Mais, me semble-t-il, à regarder le chemin parcouru par la discipline on est arrivé assez loin du projet des fondateurs, comme John McCarthy (Turing Award en 1971) qui déclarait que l'IA était le génie et la science de la construction de machines intelligentes et, en particulier, de logiciels intelligents. Allen Newell (1927-1992), autre père fondateur de la discipline, précisait que l'IA se rapprochait un peu des tentatives comparables d'utilisation de l'ordinateur pour comprendre l'intelligence humaine mais l'IA n'avait pas à se limiter aux systèmes biologiques observables dans la nature. Aujourd'hui on dispose donc de programmes qui battent les champions du monde d'échecs et comprennent les conversations téléphoniques mais sont incapables de se débrouiller comme un enfant de quatre ans le ferait.

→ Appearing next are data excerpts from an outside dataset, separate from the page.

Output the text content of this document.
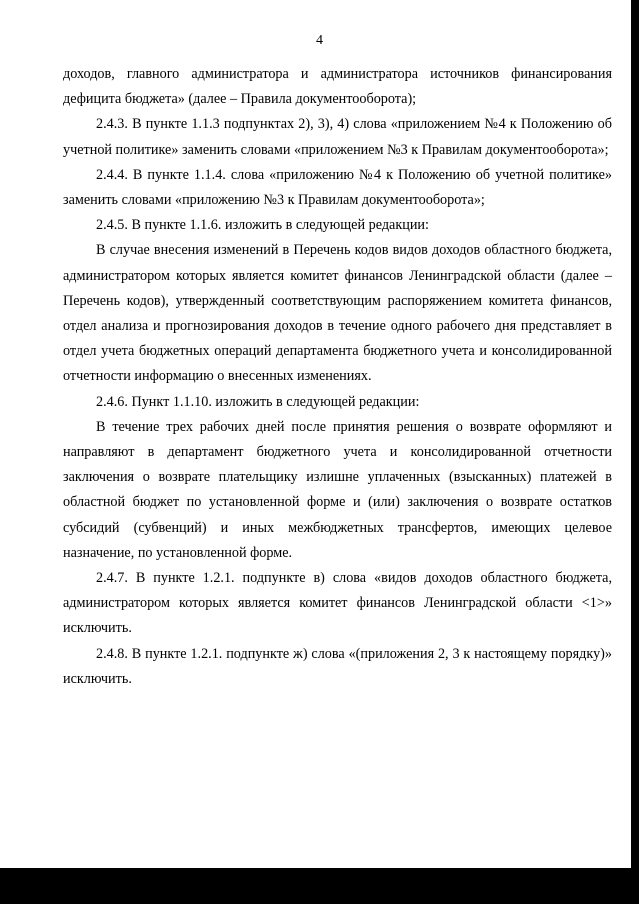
4

доходов, главного администратора и администратора источников финансирования дефицита бюджета» (далее – Правила документооборота);

2.4.3. В пункте 1.1.3 подпунктах 2), 3), 4) слова «приложением №4 к Положению об учетной политике» заменить словами «приложением №3 к Правилам документооборота»;

2.4.4. В пункте 1.1.4. слова «приложению №4 к Положению об учетной политике» заменить словами «приложению №3 к Правилам документооборота»;

2.4.5. В пункте 1.1.6. изложить в следующей редакции:

В случае внесения изменений в Перечень кодов видов доходов областного бюджета, администратором которых является комитет финансов Ленинградской области (далее – Перечень кодов), утвержденный соответствующим распоряжением комитета финансов, отдел анализа и прогнозирования доходов в течение одного рабочего дня представляет в отдел учета бюджетных операций департамента бюджетного учета и консолидированной отчетности информацию о внесенных изменениях.

2.4.6. Пункт 1.1.10. изложить в следующей редакции:

В течение трех рабочих дней после принятия решения о возврате оформляют и направляют в департамент бюджетного учета и консолидированной отчетности заключения о возврате плательщику излишне уплаченных (взысканных) платежей в областной бюджет по установленной форме и (или) заключения о возврате остатков субсидий (субвенций) и иных межбюджетных трансфертов, имеющих целевое назначение, по установленной форме.

2.4.7. В пункте 1.2.1. подпункте в) слова «видов доходов областного бюджета, администратором которых является комитет финансов Ленинградской области <1>» исключить.

2.4.8. В пункте 1.2.1. подпункте ж) слова «(приложения 2, 3 к настоящему порядку)» исключить.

Le mariage morganatique de l'IA aux intérêts séculiers et commerciaux des marchands de règles métier ne fait pas l'affaire du W3C qui entend bien revenir à la noblesse du programme originel inspiré des fondateurs. Tim Berners-Lee avait pris l'initiative, en février 2004, du Web Sémantique (Semantic Web) une tentative de « redonner du sens au Web ». Avec de nouveaux standards, tous dérivés de XML, comme RDF (Resource Description Framework) et OWL (Web Ontology Language) il s'agit de représenter de l'information, et plus seulement des données, et échanger des connaissances sur le Web.

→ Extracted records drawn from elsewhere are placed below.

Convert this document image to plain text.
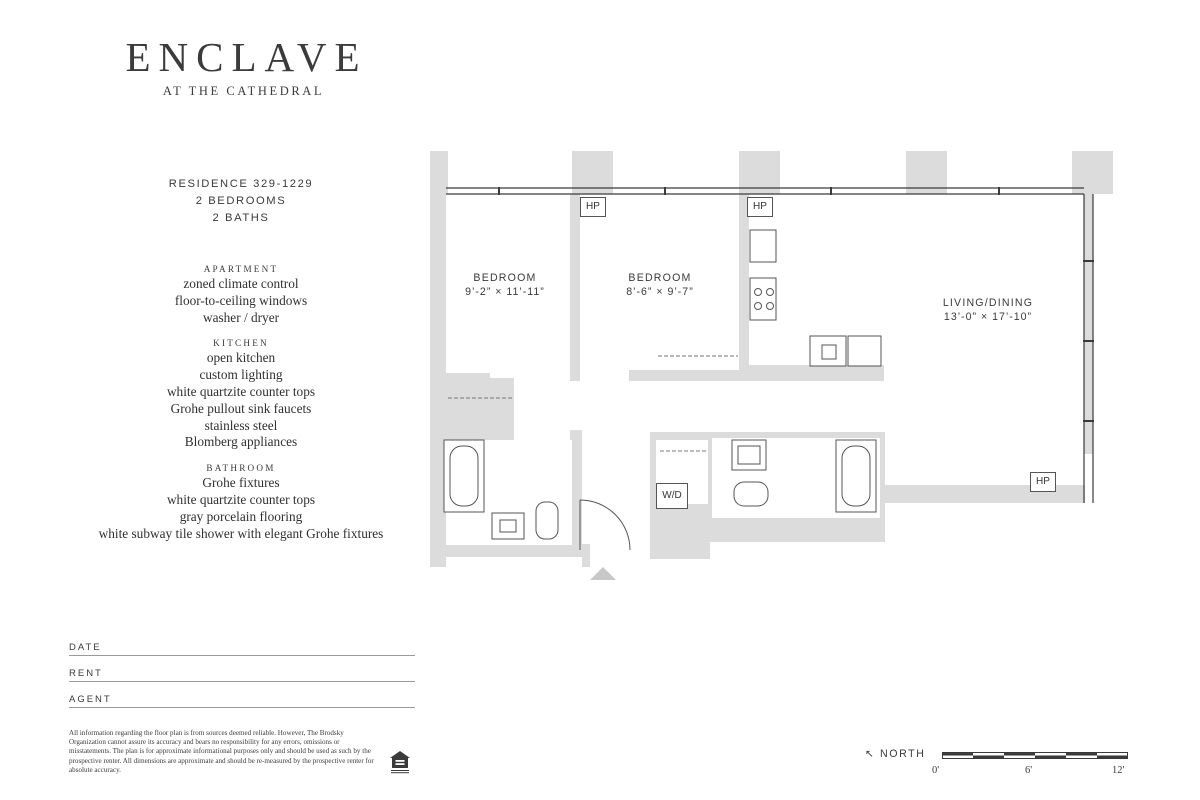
ENCLAVE
AT THE CATHEDRAL
RESIDENCE 329-1229
2 BEDROOMS
2 BATHS
APARTMENT
zoned climate control
floor-to-ceiling windows
washer / dryer
KITCHEN
open kitchen
custom lighting
white quartzite counter tops
Grohe pullout sink faucets
stainless steel
Blomberg appliances
BATHROOM
Grohe fixtures
white quartzite counter tops
gray porcelain flooring
white subway tile shower with elegant Grohe fixtures
DATE
RENT
AGENT
All information regarding the floor plan is from sources deemed reliable. However, The Brodsky Organization cannot assure its accuracy and bears no responsibility for any errors, omissions or misstatements. The plan is for approximate informational purposes only and should be used as such by the prospective renter. All dimensions are approximate and should be re-measured by the prospective renter for absolute accuracy.
HP	HP
HP
W/D
BEDROOM
9’-2” × 11’-11”
BEDROOM
8’-6” × 9’-7”
LIVING/DINING
13’-0” × 17’-10”
↖ NORTH
0'	6'	12'
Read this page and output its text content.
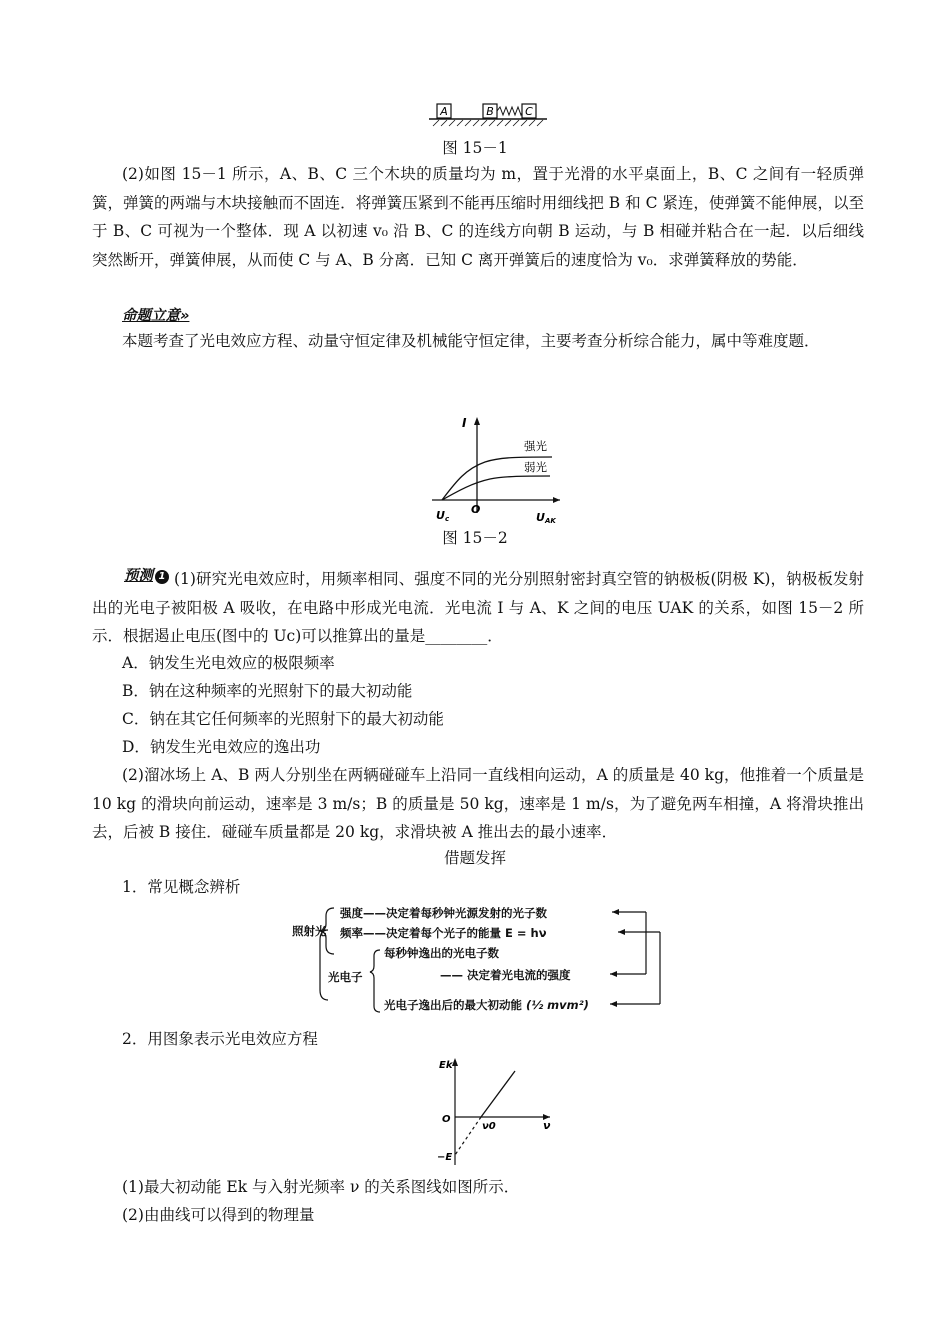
A	B	C
图 15－1
(2)如图 15－1 所示，A、B、C 三个木块的质量均为 m，置于光滑的水平桌面上，B、C 之间有一轻质弹簧，弹簧的两端与木块接触而不固连．将弹簧压紧到不能再压缩时用细线把 B 和 C 紧连，使弹簧不能伸展，以至于 B、C 可视为一个整体．现 A 以初速 v₀ 沿 B、C 的连线方向朝 B 运动，与 B 相碰并粘合在一起．以后细线突然断开，弹簧伸展，从而使 C 与 A、B 分离．已知 C 离开弹簧后的速度恰为 v₀．求弹簧释放的势能．
命题立意»
本题考查了光电效应方程、动量守恒定律及机械能守恒定律，主要考查分析综合能力，属中等难度题．
I
强光
弱光
O
Uc	UAK
图 15－2
预测 1 (1)研究光电效应时，用频率相同、强度不同的光分别照射密封真空管的钠极板(阴极 K)，钠极板发射出的光电子被阳极 A 吸收，在电路中形成光电流．光电流 I 与 A、K 之间的电压 UAK 的关系，如图 15－2 所示．根据遏止电压(图中的 Uc)可以推算出的量是________．
A．钠发生光电效应的极限频率
B．钠在这种频率的光照射下的最大初动能
C．钠在其它任何频率的光照射下的最大初动能
D．钠发生光电效应的逸出功
(2)溜冰场上 A、B 两人分别坐在两辆碰碰车上沿同一直线相向运动，A 的质量是 40 kg，他推着一个质量是 10 kg 的滑块向前运动，速率是 3 m/s；B 的质量是 50 kg，速率是 1 m/s，为了避免两车相撞，A 将滑块推出去，后被 B 接住．碰碰车质量都是 20 kg，求滑块被 A 推出去的最小速率．
借题发挥
1．常见概念辨析
照射光
强度——决定着每秒钟光源发射的光子数
频率——决定着每个光子的能量 E = hν
光电子
每秒钟逸出的光电子数
—— 决定着光电流的强度
光电子逸出后的最大初动能 (½ mvm²)
2．用图象表示光电效应方程
Ek
O
ν0	ν
−E
(1)最大初动能 Ek 与入射光频率 ν 的关系图线如图所示．
(2)由曲线可以得到的物理量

Aujourd'hui le W3C annonce « l'incubation » d'une nouveau projet : raisonnement sur l'incertain pour le World Wide Web, dans la lignée directe du Web Sémantique. Que nous dit, en effet, le W3C ?
- l'information extraite du Web est typiquement incomplète ;
- beaucoup des informations présentes sur le Web sont elles-mêmes incertaines ;
- elles sont aussi parfois incorrectes ou partiellement correctes ;
- la prolifération d'ontologies incompatibles entre elles menace l'harmonie du Web Sémantique, comment échanger ces fameuses connaissances avec certitude ?
- enfin, la généralisation de l'architecture orientée services impose la résolution « au vol », i.e. à l'exécution, des ressources nécessaires aux applications Web : le raisonnement sur l'incertain permettrait d'avancer dans les situations où l'identification des ressources n'est pas encore définitive.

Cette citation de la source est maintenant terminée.